Dave Feschuk of the Toronto Star on the play a lot of people call the "Gretzky:"
Sam Mitchell, the Raptors coach, said he was ranting to his players just the other day about the need for another stat. Call it the hockey assist, as Mike Brown, the Cleveland coach, recently dubbed it. It's the pass that leads to the pass that is the assist. Unlike in hockey, where as many as two players are credited with helpers on any given goal, basketball's assist statistic credits only the player whose pass leads directly to a bucket.
The basketball assist has always been contentious, of course, a judgment call by the scorekeeper. But Mitchell said charting hockey assists would offer incentive to his players to keep the ball moving. As it is, said the coach, their base instinct is to hold the ball "looking to make the perfect pass to the guy who'll score."
"If I'm T.J. Ford, I want the assist," said Mitchell, by way of example. "So instead of me swinging it to (Jorge Garbajosa) and Garbo swinging it to Anthony Parker in the corner and Anthony Parker shooting the wide-open shot, if I'm T.J., why don't I just see if there's a way I can skip Garbo and throw it to Anthony Parker directly?"
Ford's logic, in this completely hypothetical sketch, is understandable. NBA point guards are often judged, however erroneously, by one statistic -- assists per game. So the best play for the team isn't always the best play for either a player's reputation or his net worth.
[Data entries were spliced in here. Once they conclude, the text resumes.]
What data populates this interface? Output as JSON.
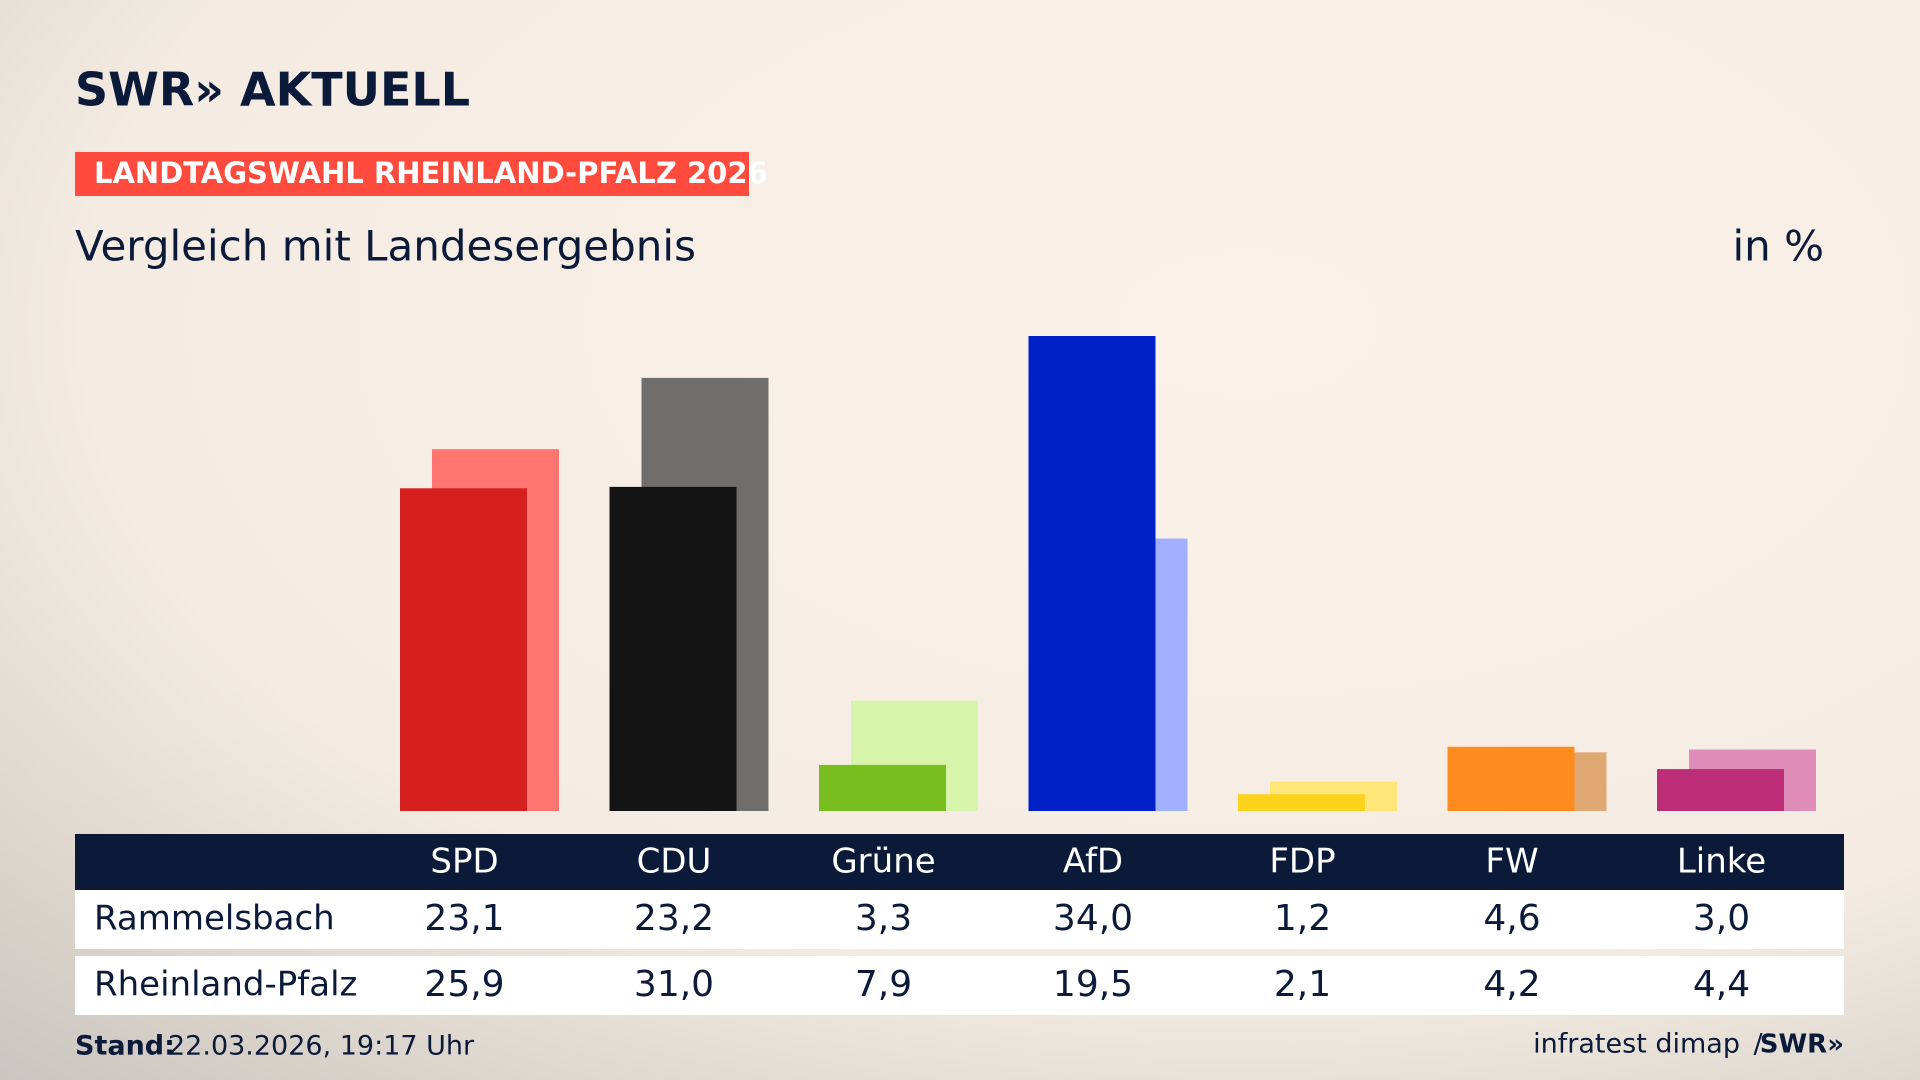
{
  "logo": "SWR» AKTUELL",
  "badge": "LANDTAGSWAHL RHEINLAND-PFALZ 2026",
  "chart_data": {
    "type": "bar",
    "subtitle": "Vergleich mit Landesergebnis",
    "unit": "in %",
    "categories": [
      "SPD",
      "CDU",
      "Grüne",
      "AfD",
      "FDP",
      "FW",
      "Linke"
    ],
    "series": [
      {
        "name": "Rammelsbach",
        "colors": [
          "#d61f1f",
          "#141414",
          "#78be1e",
          "#0020c8",
          "#ffd21e",
          "#ff8c1e",
          "#be2d78"
        ],
        "values": [
          23.1,
          23.2,
          3.3,
          34.0,
          1.2,
          4.6,
          3.0
        ],
        "value_labels": [
          "23,1",
          "23,2",
          "3,3",
          "34,0",
          "1,2",
          "4,6",
          "3,0"
        ]
      },
      {
        "name": "Rheinland-Pfalz",
        "colors": [
          "#ff7570",
          "#706e6c",
          "#d6f5aa",
          "#a0b0ff",
          "#ffe678",
          "#e0a872",
          "#e08cb8"
        ],
        "values": [
          25.9,
          31.0,
          7.9,
          19.5,
          2.1,
          4.2,
          4.4
        ],
        "value_labels": [
          "25,9",
          "31,0",
          "7,9",
          "19,5",
          "2,1",
          "4,2",
          "4,4"
        ]
      }
    ]
  },
  "footer": {
    "stand_label": "Stand:",
    "stand": "22.03.2026, 19:17 Uhr",
    "source": "infratest dimap",
    "separator": "/",
    "brand": "SWR»"
  }
}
Skeptics would scoff at the idea that the keeping of hockey assists would change that kind of self-serving behaviour. And even if the club ran an internal contest to crown a hockey-assist champion, the NBA's salary-cap regulations prohibit the offering of financial bonuses.
Still, Ford, for one, was receptive to the idea: "That (stat) might be helpful for the coaches to get that idea across to some guys on the team."
And Mitchell said he believes the reward for leading his team in a specialty statistical category can, indeed, have a positive affect on one's bank balance.
"The reward is you're going to play more minutes," said Mitchell, "and the flipside of playing more minutes is you may get a better contract one day. It all comes down to (money) at the end of the day."